La Befana a cavallo di un Computer

I tempi cambiano ma il dubbio resta. Il computer è stato un bene per l’umanità?

E’ il 1983 è siamo agli albori dell’informatica . Una grande frenesia invade il paese, migliaia di personal computer vengono venduti ma molti si domandano se non sia meglio prendere tempo e aspettare ancora un po. C’è tanta voglia di crescere e questo suscita impatti sociali sull’innovazione.

Meglio l’uovo oggi o la gallina domani??

La paura di un alfabetizzazione è sempre più presente. Perché i ragazzini devono imparare con delle “cartucce” e non con la scuola?? Su una sola cosa tutti sono certi, che i sistemi informatici in futuro rappresenteranno una notevole parte dei consumi.

Per fare un po di chiarezza, Romeo Bassoli, un grande protagonista del giornalismo
scientifico in Italia, intervista Giovan Battista Gerace, pioniere dell’informatica in Italia e docente dell’Università di Pisa.

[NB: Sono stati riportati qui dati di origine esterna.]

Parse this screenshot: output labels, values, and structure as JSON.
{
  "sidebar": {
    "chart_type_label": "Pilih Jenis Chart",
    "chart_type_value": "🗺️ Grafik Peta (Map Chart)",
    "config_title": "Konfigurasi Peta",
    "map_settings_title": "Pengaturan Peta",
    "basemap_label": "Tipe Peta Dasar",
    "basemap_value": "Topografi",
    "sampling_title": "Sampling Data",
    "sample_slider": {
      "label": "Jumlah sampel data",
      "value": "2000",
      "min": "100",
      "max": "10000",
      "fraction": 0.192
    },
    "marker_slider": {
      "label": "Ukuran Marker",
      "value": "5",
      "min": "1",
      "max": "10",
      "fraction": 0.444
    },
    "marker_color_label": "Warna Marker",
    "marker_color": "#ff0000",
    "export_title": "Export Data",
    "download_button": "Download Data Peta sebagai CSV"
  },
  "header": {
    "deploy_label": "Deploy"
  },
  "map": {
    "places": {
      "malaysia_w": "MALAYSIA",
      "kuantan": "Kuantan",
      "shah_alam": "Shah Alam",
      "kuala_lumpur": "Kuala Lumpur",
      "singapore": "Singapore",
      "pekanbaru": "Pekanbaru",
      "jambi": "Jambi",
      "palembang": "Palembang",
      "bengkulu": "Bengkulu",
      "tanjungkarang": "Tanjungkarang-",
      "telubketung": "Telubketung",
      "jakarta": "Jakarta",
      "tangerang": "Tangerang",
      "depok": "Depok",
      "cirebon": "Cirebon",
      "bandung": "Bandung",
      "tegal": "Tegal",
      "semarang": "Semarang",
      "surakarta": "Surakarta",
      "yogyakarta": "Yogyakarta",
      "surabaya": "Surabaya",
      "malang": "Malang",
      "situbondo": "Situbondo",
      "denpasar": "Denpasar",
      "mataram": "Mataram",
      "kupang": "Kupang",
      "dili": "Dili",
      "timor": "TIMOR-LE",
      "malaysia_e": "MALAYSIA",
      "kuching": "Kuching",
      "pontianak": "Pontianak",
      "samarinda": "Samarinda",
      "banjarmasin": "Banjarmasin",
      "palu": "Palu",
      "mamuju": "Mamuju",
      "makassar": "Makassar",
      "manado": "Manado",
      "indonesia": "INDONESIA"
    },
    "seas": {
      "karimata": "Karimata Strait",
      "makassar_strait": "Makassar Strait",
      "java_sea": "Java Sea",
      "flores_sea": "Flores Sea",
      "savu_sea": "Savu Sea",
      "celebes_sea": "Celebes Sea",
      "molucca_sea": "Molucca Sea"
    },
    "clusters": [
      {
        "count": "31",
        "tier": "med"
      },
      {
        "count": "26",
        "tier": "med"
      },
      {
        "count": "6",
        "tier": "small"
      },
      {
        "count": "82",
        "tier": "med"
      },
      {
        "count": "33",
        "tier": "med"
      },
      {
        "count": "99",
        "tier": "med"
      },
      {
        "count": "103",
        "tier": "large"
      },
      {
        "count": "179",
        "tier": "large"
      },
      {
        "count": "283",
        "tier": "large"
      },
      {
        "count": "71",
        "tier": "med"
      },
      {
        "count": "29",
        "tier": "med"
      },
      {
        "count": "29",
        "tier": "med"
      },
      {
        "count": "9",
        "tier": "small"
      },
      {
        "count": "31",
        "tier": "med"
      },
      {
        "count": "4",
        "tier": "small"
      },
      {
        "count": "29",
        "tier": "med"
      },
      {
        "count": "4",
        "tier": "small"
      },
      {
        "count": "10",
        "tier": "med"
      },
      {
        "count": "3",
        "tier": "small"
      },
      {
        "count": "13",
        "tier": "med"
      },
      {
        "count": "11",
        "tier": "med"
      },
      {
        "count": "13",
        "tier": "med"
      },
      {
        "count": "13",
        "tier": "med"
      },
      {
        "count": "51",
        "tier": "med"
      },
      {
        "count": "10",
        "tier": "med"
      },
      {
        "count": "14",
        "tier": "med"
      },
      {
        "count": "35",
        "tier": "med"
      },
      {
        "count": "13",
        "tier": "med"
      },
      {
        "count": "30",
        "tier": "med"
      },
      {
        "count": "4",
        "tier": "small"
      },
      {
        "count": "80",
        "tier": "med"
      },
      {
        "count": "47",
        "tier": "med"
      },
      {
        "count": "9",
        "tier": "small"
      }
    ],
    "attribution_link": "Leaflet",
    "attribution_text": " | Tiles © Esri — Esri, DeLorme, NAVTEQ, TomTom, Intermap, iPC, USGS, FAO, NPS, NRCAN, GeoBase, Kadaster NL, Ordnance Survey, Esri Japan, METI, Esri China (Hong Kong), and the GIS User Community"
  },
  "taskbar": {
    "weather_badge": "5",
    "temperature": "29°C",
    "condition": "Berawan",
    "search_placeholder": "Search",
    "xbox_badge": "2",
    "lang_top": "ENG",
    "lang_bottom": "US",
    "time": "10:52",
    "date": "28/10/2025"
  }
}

24 Dicembre 1983 (Intervista originale)

ROMA – Lo sguardo attento va dalla tastiera al video, dal video alla tastiera. Il cursore verde e pulsante corre da un angolo all’altro del plexiglass. Quel bambino sta giocando?? Sta imparando un nuovo alfabeto?? «Sta lavorando»?? Il genitore non sa rispondere con decisione, ma è soddisfatto di avergli regalato il piccolo computer a 48 K (un numero sufficiente, gli ha assicurato il venditore, per «fare cose interessanti»).

Del resto, mille segni lo confortano: il regalo di Natale del 1983 è decisamente lui, il personal computer o il suo fratello povero (la sua metafora), il video-gioco. Le case produttrici parlano di vendite stratosferiche di «computerini» dischetti, cassette, «cartucce» per giocare e programmare.

Si dice di decine e decine di personal, di centocinquantamila video-giochi. Vanno a ruba, non si trovano più. Ma è davvero una buona scelta regalare microelettronica ai ragazzi o ai bambini? O meglio, sono verosimili le risposte- spiegazioni che un genitore si dà al momento di decidere l’acquisto (è una scelta per oggi che guarda il futuro, è un regalo utile, è un bel giocattolo)? Abbiamo girato la domanda al professor Giovanni Battista Gerace, docente dei sistemi di elaborazione dell’informazione dell’Università di Pisa.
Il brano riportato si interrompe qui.